Risk-Adjusted Performance

Very Weak

 
Weak
 
Strong
Over the last 90 days TD Index Fund has generated negative risk-adjusted returns adding no value to fund investors. Despite somewhat strong basic indicators, TD Index is not utilizing all of its potentials. The recent stock price disturbance, may contribute to short-term losses for the investors.

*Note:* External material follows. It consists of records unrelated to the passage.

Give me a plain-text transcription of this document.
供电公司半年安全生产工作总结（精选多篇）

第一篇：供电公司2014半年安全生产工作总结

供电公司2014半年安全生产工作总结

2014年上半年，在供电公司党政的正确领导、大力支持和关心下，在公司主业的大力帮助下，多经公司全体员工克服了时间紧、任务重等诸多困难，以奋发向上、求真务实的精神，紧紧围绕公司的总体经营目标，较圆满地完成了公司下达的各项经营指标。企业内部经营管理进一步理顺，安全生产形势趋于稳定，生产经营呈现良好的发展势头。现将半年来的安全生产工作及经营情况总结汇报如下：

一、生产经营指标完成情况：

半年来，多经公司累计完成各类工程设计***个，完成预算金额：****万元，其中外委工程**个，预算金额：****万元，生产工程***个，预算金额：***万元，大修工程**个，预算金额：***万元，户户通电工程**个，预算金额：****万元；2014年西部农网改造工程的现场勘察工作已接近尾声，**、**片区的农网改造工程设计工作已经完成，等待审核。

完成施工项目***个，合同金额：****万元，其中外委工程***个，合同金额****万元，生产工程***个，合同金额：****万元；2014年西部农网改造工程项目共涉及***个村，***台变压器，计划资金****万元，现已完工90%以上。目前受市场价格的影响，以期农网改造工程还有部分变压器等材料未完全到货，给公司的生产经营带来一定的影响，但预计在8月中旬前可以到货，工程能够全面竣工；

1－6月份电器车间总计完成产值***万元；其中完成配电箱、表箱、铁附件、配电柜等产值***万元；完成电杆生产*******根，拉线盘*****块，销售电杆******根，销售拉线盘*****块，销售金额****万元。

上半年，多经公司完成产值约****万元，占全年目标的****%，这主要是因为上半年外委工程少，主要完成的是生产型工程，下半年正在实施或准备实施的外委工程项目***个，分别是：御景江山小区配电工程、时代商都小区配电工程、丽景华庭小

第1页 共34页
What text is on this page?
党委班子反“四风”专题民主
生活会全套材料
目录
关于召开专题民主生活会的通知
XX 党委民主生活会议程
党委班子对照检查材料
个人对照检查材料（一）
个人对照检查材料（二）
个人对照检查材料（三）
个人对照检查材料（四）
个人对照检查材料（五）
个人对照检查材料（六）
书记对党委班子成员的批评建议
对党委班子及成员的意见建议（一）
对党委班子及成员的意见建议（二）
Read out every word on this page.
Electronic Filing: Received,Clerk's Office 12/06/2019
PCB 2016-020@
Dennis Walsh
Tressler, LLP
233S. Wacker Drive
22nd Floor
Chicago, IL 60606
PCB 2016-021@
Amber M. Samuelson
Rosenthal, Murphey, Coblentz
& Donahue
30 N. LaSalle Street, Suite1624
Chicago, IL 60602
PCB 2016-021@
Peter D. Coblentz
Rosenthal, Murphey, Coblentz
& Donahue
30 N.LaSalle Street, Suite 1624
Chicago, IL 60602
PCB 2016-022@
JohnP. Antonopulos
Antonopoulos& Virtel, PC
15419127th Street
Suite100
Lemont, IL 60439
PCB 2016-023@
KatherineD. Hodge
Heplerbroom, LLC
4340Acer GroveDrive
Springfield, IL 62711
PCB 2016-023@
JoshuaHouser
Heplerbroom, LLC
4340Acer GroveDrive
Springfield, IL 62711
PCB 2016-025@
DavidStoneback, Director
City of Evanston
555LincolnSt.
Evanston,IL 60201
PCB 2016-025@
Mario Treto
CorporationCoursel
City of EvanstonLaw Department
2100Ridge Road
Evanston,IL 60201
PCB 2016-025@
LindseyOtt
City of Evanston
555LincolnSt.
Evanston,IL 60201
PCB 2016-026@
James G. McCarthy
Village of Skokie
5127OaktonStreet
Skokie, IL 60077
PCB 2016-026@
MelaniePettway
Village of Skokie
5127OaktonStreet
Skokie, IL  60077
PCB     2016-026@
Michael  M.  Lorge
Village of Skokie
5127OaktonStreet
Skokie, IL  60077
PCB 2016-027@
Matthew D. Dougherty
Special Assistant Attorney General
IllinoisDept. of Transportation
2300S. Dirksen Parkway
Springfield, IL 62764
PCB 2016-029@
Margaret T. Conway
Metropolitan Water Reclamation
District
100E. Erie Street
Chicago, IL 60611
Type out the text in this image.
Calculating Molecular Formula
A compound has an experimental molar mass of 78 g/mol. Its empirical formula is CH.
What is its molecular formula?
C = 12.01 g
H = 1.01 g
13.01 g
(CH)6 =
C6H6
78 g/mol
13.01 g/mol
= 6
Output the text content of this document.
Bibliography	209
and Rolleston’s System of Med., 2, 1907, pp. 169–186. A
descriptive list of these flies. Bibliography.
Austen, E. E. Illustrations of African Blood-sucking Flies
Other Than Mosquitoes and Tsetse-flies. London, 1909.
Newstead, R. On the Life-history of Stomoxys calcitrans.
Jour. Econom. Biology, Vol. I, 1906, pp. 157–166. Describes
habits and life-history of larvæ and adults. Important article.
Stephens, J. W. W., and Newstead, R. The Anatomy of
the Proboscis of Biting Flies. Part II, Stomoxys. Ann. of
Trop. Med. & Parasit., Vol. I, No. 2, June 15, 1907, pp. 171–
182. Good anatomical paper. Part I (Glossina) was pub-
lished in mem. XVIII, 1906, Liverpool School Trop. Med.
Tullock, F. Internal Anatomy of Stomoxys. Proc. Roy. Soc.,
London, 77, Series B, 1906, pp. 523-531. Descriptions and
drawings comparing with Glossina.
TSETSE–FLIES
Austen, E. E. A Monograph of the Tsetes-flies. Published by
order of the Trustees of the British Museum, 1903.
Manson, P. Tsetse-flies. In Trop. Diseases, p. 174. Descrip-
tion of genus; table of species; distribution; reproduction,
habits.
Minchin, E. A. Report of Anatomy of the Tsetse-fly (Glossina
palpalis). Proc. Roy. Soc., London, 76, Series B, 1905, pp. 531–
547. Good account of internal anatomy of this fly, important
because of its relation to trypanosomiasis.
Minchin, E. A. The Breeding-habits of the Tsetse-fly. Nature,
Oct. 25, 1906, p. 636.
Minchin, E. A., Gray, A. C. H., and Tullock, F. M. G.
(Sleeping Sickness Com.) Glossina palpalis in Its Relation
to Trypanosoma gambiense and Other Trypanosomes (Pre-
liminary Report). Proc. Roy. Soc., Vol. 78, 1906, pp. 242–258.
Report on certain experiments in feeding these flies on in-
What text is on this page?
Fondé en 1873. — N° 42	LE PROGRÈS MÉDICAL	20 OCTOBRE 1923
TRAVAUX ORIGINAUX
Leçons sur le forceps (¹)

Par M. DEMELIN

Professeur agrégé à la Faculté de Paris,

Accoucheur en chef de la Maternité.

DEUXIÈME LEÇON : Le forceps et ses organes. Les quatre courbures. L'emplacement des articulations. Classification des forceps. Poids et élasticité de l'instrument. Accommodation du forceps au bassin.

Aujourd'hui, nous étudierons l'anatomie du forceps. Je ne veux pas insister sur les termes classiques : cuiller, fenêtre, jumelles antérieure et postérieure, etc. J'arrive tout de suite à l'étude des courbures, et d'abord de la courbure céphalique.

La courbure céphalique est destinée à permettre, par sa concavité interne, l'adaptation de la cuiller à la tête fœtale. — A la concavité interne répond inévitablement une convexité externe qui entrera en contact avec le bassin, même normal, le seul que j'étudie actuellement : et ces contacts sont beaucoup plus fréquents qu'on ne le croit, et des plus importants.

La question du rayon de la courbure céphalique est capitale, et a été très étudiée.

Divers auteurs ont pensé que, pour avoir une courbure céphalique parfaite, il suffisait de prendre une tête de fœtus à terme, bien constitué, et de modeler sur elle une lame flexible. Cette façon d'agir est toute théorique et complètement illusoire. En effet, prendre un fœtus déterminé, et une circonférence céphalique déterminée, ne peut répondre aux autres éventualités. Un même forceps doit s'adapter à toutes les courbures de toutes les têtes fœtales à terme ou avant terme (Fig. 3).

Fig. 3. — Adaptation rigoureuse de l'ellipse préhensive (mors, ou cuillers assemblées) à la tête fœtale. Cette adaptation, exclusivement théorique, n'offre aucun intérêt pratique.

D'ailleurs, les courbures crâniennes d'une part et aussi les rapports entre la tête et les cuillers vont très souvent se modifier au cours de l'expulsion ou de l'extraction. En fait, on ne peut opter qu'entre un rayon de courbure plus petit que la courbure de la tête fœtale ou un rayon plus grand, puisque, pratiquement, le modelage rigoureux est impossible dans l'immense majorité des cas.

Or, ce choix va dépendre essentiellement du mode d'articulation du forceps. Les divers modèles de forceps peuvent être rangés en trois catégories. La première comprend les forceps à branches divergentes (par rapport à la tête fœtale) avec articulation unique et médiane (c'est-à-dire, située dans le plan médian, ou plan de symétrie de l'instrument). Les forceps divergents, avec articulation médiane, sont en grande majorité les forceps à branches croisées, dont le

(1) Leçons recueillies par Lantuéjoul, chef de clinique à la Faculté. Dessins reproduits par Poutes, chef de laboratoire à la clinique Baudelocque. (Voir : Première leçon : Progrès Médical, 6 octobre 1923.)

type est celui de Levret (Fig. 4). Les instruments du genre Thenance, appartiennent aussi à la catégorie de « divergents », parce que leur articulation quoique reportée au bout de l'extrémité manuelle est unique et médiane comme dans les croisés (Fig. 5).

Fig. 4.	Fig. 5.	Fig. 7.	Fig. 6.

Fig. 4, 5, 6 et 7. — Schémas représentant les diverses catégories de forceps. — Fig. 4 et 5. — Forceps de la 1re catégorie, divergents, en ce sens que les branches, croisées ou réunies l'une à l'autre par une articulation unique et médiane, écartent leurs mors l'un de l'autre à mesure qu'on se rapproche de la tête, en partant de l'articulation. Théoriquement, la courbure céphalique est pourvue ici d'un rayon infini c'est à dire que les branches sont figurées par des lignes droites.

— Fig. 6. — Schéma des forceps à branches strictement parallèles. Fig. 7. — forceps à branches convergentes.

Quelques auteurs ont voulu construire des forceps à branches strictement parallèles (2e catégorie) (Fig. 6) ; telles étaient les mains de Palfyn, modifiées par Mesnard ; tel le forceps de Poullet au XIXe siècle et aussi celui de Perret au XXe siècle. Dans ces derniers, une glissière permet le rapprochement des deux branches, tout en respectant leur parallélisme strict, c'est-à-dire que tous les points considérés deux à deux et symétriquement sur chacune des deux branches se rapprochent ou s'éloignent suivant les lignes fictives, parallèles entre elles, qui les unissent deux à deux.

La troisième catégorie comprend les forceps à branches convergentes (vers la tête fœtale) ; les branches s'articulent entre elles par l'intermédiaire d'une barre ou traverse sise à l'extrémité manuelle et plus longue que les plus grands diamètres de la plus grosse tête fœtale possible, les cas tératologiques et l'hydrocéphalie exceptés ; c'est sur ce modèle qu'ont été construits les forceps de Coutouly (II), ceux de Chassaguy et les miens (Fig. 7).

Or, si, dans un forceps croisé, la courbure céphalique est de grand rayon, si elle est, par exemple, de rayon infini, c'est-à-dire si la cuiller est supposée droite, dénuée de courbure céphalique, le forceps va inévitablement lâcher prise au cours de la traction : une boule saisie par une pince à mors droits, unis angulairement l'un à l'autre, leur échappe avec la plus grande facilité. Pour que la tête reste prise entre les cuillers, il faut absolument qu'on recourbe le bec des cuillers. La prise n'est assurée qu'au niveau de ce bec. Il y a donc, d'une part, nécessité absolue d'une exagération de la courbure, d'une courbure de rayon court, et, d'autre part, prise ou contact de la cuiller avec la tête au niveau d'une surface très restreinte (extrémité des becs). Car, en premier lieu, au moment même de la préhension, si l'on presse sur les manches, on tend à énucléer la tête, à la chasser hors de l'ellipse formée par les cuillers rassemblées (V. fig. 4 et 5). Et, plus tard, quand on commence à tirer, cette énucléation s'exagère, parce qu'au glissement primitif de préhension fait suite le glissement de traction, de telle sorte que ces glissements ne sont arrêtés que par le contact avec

TD Canadian and TD Index Volatility Contrast

   Predicted Return Density   
       Returns  

Pair Trading with TD Canadian and TD Index

The main advantage of trading using opposite TD Canadian and TD Index positions is that it hedges away some unsystematic risk. Because of two separate transactions, even if TD Canadian position performs unexpectedly, TD Index can make up some of the losses. Pair trading also minimizes risk from directional movements in the market. For example, if an entire industry or sector drops because of unexpected headlines, the short position in TD Index will offset losses from the drop in TD Index's long position.
The idea behind TD Canadian Index and TD Index Fund pairs trading is to make the combined position market-neutral, meaning the overall market's direction will not affect its win or loss (or potential downside or upside). This can be achieved by designing a pairs trade with two highly correlated stocks or equities that operate in a similar space or sector, making it possible to obtain profits through simple and relatively low-risk investment.
Check out your portfolio center.
Note that this page's information should be used as a complementary analysis to find the right mix of equity instruments to add to your existing portfolios or create a brand new portfolio. You can also try the Technical Analysis module to check basic technical indicators and analysis based on most latest market data.